Jǔrén of Jiāqìng 6 (1801) — the same examination year as 焦循 Jiāo Xún — but never advanced to jìnshì; served briefly as instructor at the Shímén 石門 academy in Sūzhōu and as Hénán zhèngdìng sub-magistrate. Spent his life largely in private mathematical scholarship, in close contact with the Yángzhōu circle of Jiāo Xún, 張敦仁 Zhāng Dūnrén, and 李銳 Lǐ Ruì.
The most theoretically-radical mathematical scholar of the JiāDào era. Where the broader Yángzhōu circle (Zhāng Dūnrén, Jiāo Xún) worked primarily on the recovery of SòngYuán algebraic methods, Wāng Lái’s mathematical work focused on the substantive limits of the indigenous methods and the substantive new mathematics required to push beyond them.
His principal mathematical work is the Héngzhāi suànxué 衡齋算學 (KR3fc049) in 8 juàn — a collection of essays on various advanced mathematical topics. The work’s central substantive contribution is its treatment of the theory of equations: Wāng Lái was the first Chinese mathematician to systematically investigate the number-of-roots problem (how many real roots can a polynomial equation of given degree have, with given coefficients?) and to address the cases where the standard zēngchéng kāifāng method fails to produce a single root. His treatment, although stated in indigenous terminology rather than as a general theorem, is in effect a partial Chinese-language anticipation of Descartes’s Rule of Signs and the Galois-style structural theory of polynomial roots.
Wāng Lái also engaged with the recovered tiānyuányī method (in correspondence with Lǐ Ruì) and contributed substantially to the qiúyī / Chinese-Remainder-Theorem literature. His mathematical correspondence with Lǐ Ruì in the years 1800–1813 — preserved in the Héngzhāi yíshū 衡齋遺書 — is the principal documentary record of high-level Jiā-Dào-era Chinese mathematical discussion.

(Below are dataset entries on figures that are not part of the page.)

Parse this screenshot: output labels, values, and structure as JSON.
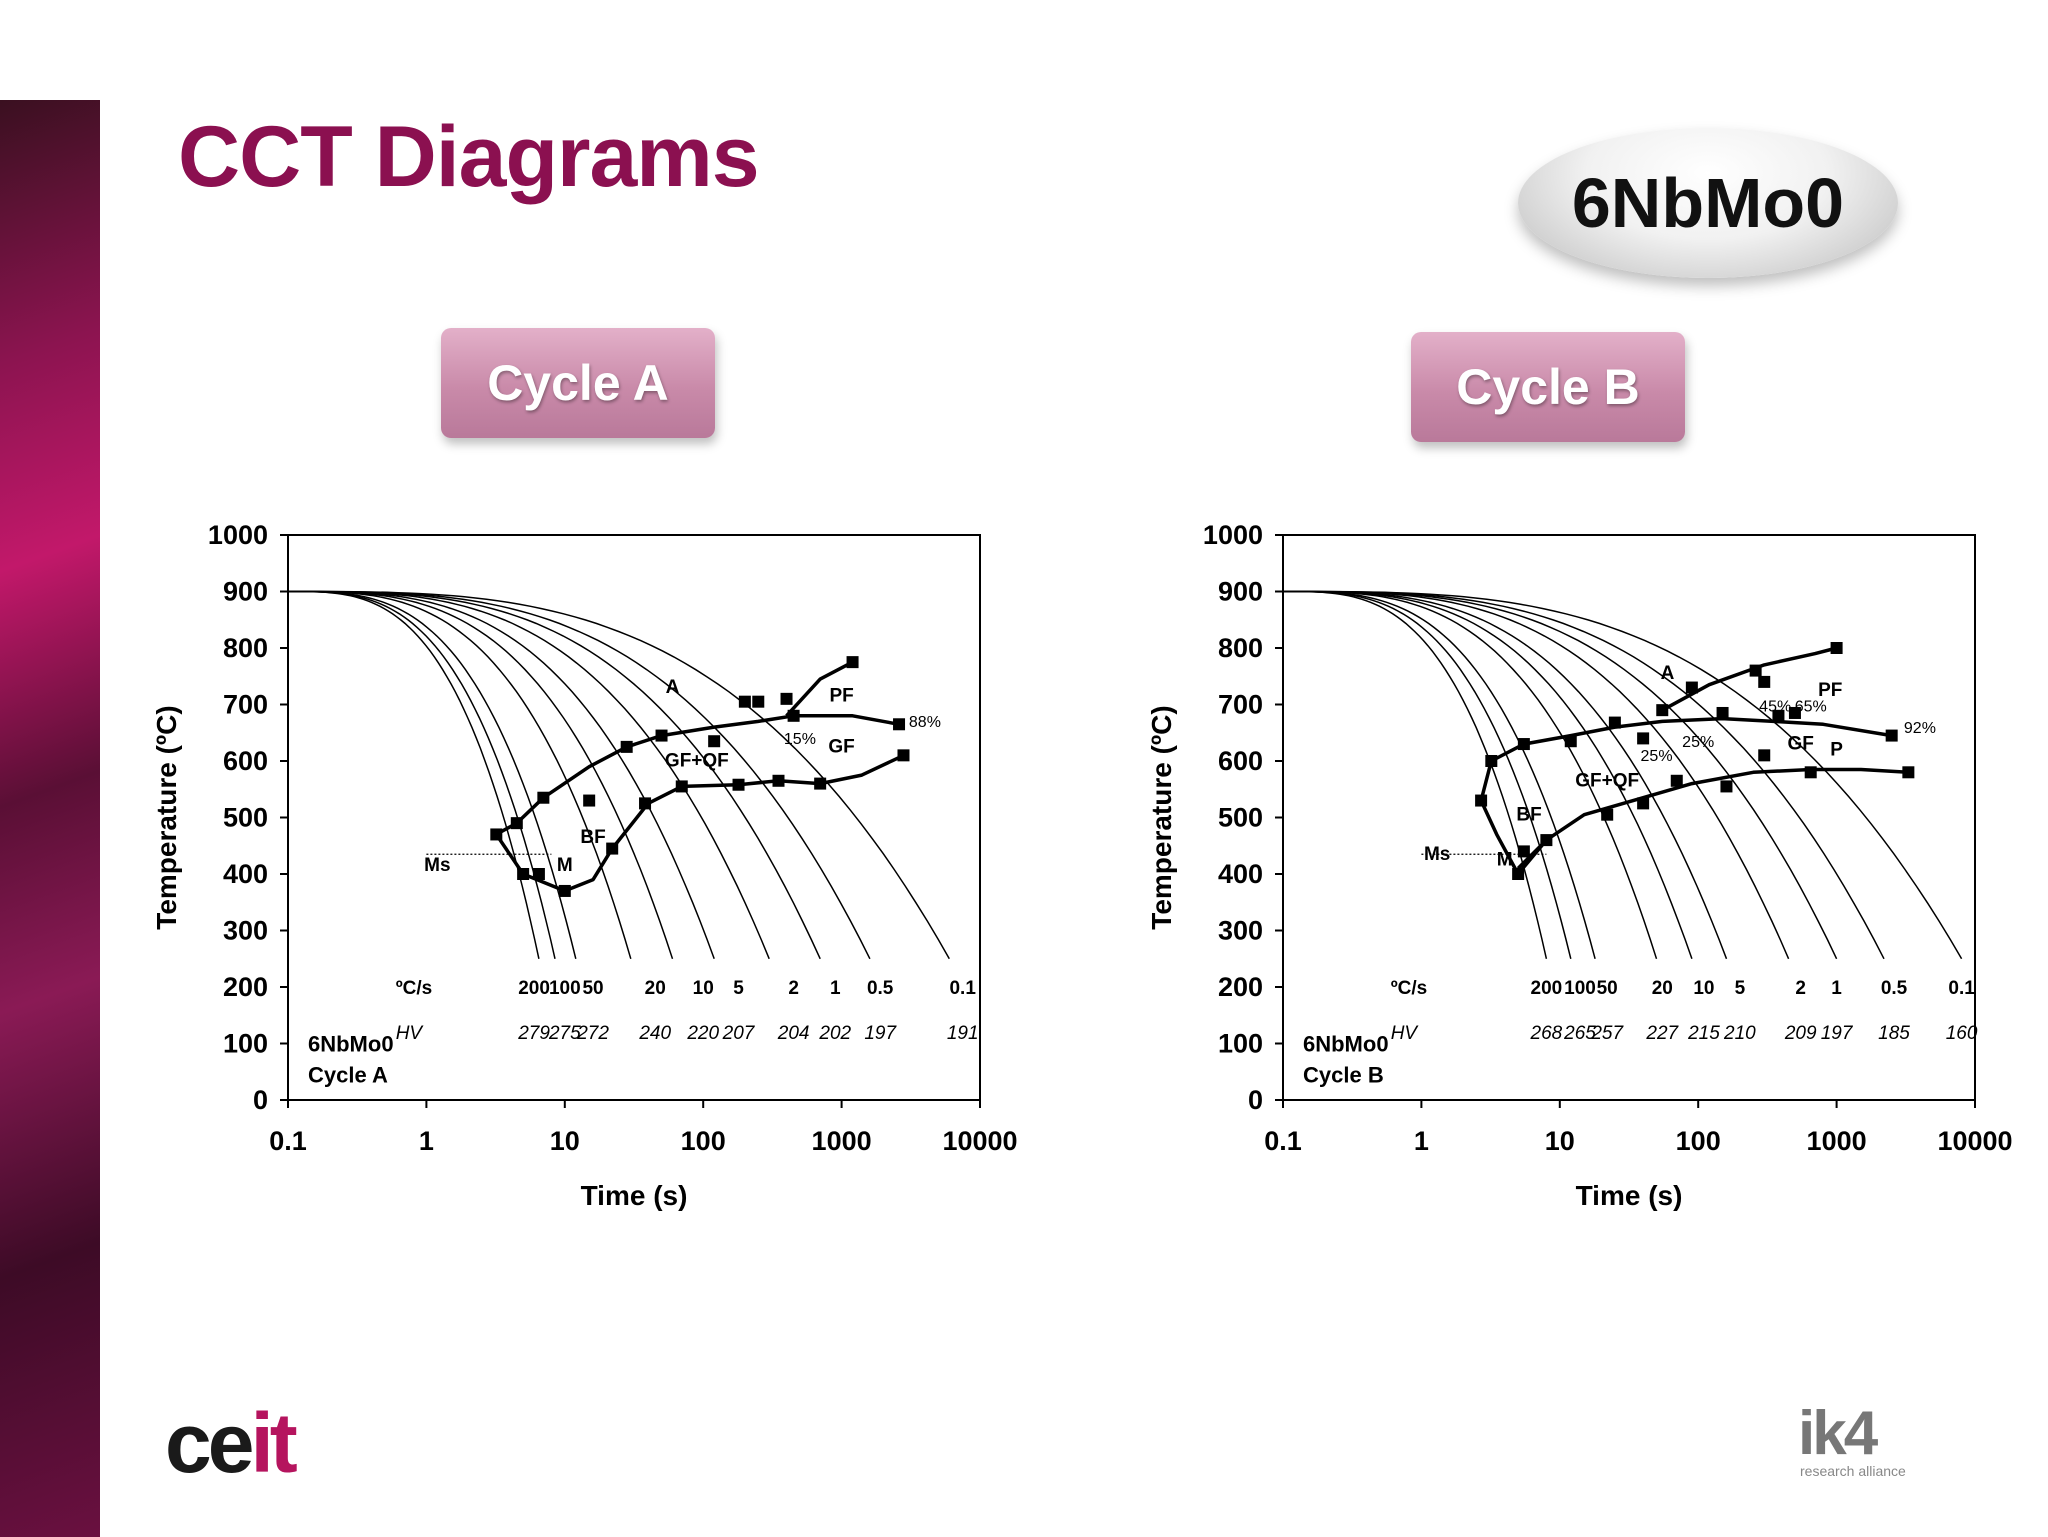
{
  "slide": {
    "title": "CCT Diagrams",
    "steel_badge": "6NbMo0",
    "colors": {
      "title": "#8b1050",
      "sidebar": "#8c1450",
      "cycle_button": "#c98aa9"
    }
  },
  "cycles": [
    {
      "label": "Cycle A"
    },
    {
      "label": "Cycle B"
    }
  ],
  "logos": {
    "ceit_a": "ce",
    "ceit_b": "it",
    "ik4": "ik4",
    "ik4_sub": "research alliance"
  },
  "chart_data": [
    {
      "type": "line",
      "xlabel": "Time (s)",
      "ylabel": "Temperature (ºC)",
      "x_scale": "log",
      "xlim": [
        0.1,
        10000
      ],
      "ylim": [
        0,
        1000
      ],
      "x_ticks": [
        "0.1",
        "1",
        "10",
        "100",
        "1000",
        "10000"
      ],
      "y_ticks": [
        "0",
        "100",
        "200",
        "300",
        "400",
        "500",
        "600",
        "700",
        "800",
        "900",
        "1000"
      ],
      "sample_label": [
        "6NbMo0",
        "Cycle A"
      ],
      "rates_header": "ºC/s",
      "hv_header": "HV",
      "cooling_rates": [
        "200",
        "100",
        "50",
        "20",
        "10",
        "5",
        "2",
        "1",
        "0.5",
        "0.1"
      ],
      "hardness": [
        "279",
        "275",
        "272",
        "240",
        "220",
        "207",
        "204",
        "202",
        "197",
        "191"
      ],
      "rate_label_x": [
        6,
        10,
        16,
        45,
        100,
        180,
        450,
        900,
        1900,
        7500
      ],
      "cooling_curves_end_time": [
        6.5,
        8.5,
        12,
        30,
        60,
        120,
        300,
        700,
        1600,
        6000
      ],
      "phase_labels": [
        {
          "text": "A",
          "t": 60,
          "T": 720
        },
        {
          "text": "PF",
          "t": 1000,
          "T": 705
        },
        {
          "text": "GF",
          "t": 1000,
          "T": 615
        },
        {
          "text": "GF+QF",
          "t": 90,
          "T": 590
        },
        {
          "text": "BF",
          "t": 16,
          "T": 455
        },
        {
          "text": "M",
          "t": 10,
          "T": 405
        },
        {
          "text": "Ms",
          "t": 1.2,
          "T": 405
        },
        {
          "text": "15%",
          "t": 500,
          "T": 630
        },
        {
          "text": "88%",
          "t": 4000,
          "T": 660
        }
      ],
      "series": [
        {
          "name": "A start",
          "x": [
            3.2,
            4.5,
            7,
            15,
            28,
            50,
            120,
            250,
            450,
            1200,
            2600
          ],
          "y": [
            470,
            490,
            535,
            590,
            625,
            645,
            660,
            670,
            680,
            680,
            665
          ]
        },
        {
          "name": "PF start",
          "x": [
            400,
            700,
            1200
          ],
          "y": [
            680,
            745,
            775
          ]
        },
        {
          "name": "GF finish",
          "x": [
            22,
            40,
            70,
            180,
            350,
            700,
            1400,
            2800
          ],
          "y": [
            445,
            525,
            555,
            558,
            565,
            560,
            575,
            610
          ]
        },
        {
          "name": "BF finish",
          "x": [
            3.2,
            5,
            10,
            16,
            22
          ],
          "y": [
            470,
            400,
            370,
            390,
            445
          ]
        }
      ],
      "data_points": {
        "x": [
          3.2,
          4.5,
          7,
          15,
          28,
          50,
          120,
          250,
          450,
          1200,
          2600,
          400,
          200,
          2800,
          5,
          6.5,
          10,
          22,
          38,
          70,
          180,
          350,
          700
        ],
        "y": [
          470,
          490,
          535,
          530,
          625,
          645,
          635,
          705,
          680,
          775,
          665,
          710,
          705,
          610,
          400,
          400,
          370,
          445,
          525,
          555,
          558,
          565,
          560
        ]
      }
    },
    {
      "type": "line",
      "xlabel": "Time (s)",
      "ylabel": "Temperature (ºC)",
      "x_scale": "log",
      "xlim": [
        0.1,
        10000
      ],
      "ylim": [
        0,
        1000
      ],
      "x_ticks": [
        "0.1",
        "1",
        "10",
        "100",
        "1000",
        "10000"
      ],
      "y_ticks": [
        "0",
        "100",
        "200",
        "300",
        "400",
        "500",
        "600",
        "700",
        "800",
        "900",
        "1000"
      ],
      "sample_label": [
        "6NbMo0",
        "Cycle B"
      ],
      "rates_header": "ºC/s",
      "hv_header": "HV",
      "cooling_rates": [
        "200",
        "100",
        "50",
        "20",
        "10",
        "5",
        "2",
        "1",
        "0.5",
        "0.1"
      ],
      "hardness": [
        "268",
        "265",
        "257",
        "227",
        "215",
        "210",
        "209",
        "197",
        "185",
        "160"
      ],
      "rate_label_x": [
        8,
        14,
        22,
        55,
        110,
        200,
        550,
        1000,
        2600,
        8000
      ],
      "cooling_curves_end_time": [
        8,
        12,
        18,
        50,
        90,
        160,
        450,
        1000,
        2200,
        8000
      ],
      "phase_labels": [
        {
          "text": "A",
          "t": 60,
          "T": 745
        },
        {
          "text": "PF",
          "t": 900,
          "T": 715
        },
        {
          "text": "GF",
          "t": 550,
          "T": 620
        },
        {
          "text": "P",
          "t": 1000,
          "T": 610
        },
        {
          "text": "GF+QF",
          "t": 22,
          "T": 555
        },
        {
          "text": "BF",
          "t": 6,
          "T": 495
        },
        {
          "text": "M",
          "t": 4,
          "T": 415
        },
        {
          "text": "Ms",
          "t": 1.3,
          "T": 425
        },
        {
          "text": "45%",
          "t": 360,
          "T": 688
        },
        {
          "text": "65%",
          "t": 650,
          "T": 688
        },
        {
          "text": "25%",
          "t": 50,
          "T": 600
        },
        {
          "text": "25%",
          "t": 100,
          "T": 625
        },
        {
          "text": "92%",
          "t": 4000,
          "T": 650
        }
      ],
      "series": [
        {
          "name": "A start",
          "x": [
            2.7,
            3.2,
            5.5,
            12,
            25,
            55,
            150,
            350,
            800,
            2500
          ],
          "y": [
            530,
            600,
            630,
            645,
            660,
            670,
            675,
            670,
            665,
            645
          ]
        },
        {
          "name": "PF start",
          "x": [
            55,
            120,
            300,
            700,
            1000
          ],
          "y": [
            690,
            735,
            770,
            790,
            800
          ]
        },
        {
          "name": "GF finish",
          "x": [
            5,
            8,
            15,
            40,
            90,
            250,
            650,
            1500,
            3300
          ],
          "y": [
            410,
            460,
            505,
            535,
            560,
            580,
            585,
            585,
            580
          ]
        },
        {
          "name": "BF finish",
          "x": [
            2.7,
            3.5,
            5,
            8
          ],
          "y": [
            530,
            470,
            400,
            460
          ]
        }
      ],
      "data_points": {
        "x": [
          2.7,
          3.2,
          5.5,
          12,
          25,
          55,
          40,
          90,
          150,
          300,
          500,
          1000,
          2500,
          5,
          5.5,
          8,
          22,
          40,
          70,
          160,
          300,
          650,
          3300,
          260,
          380
        ],
        "y": [
          530,
          600,
          630,
          635,
          668,
          690,
          640,
          730,
          685,
          740,
          685,
          800,
          645,
          400,
          440,
          460,
          505,
          525,
          565,
          555,
          610,
          580,
          580,
          760,
          680
        ]
      }
    }
  ]
}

His early death at age 45 deprived the Yángzhōu mathematical circle of its most theoretically-radical voice. Had he lived a normal span, the QiánJiā Chinese mathematical engagement with the substantive theory of equations might have produced results comparable to the contemporary European work; as it stands, Wāng Lái remains a remarkable foreshortened figure, his theoretical contributions not fully developed.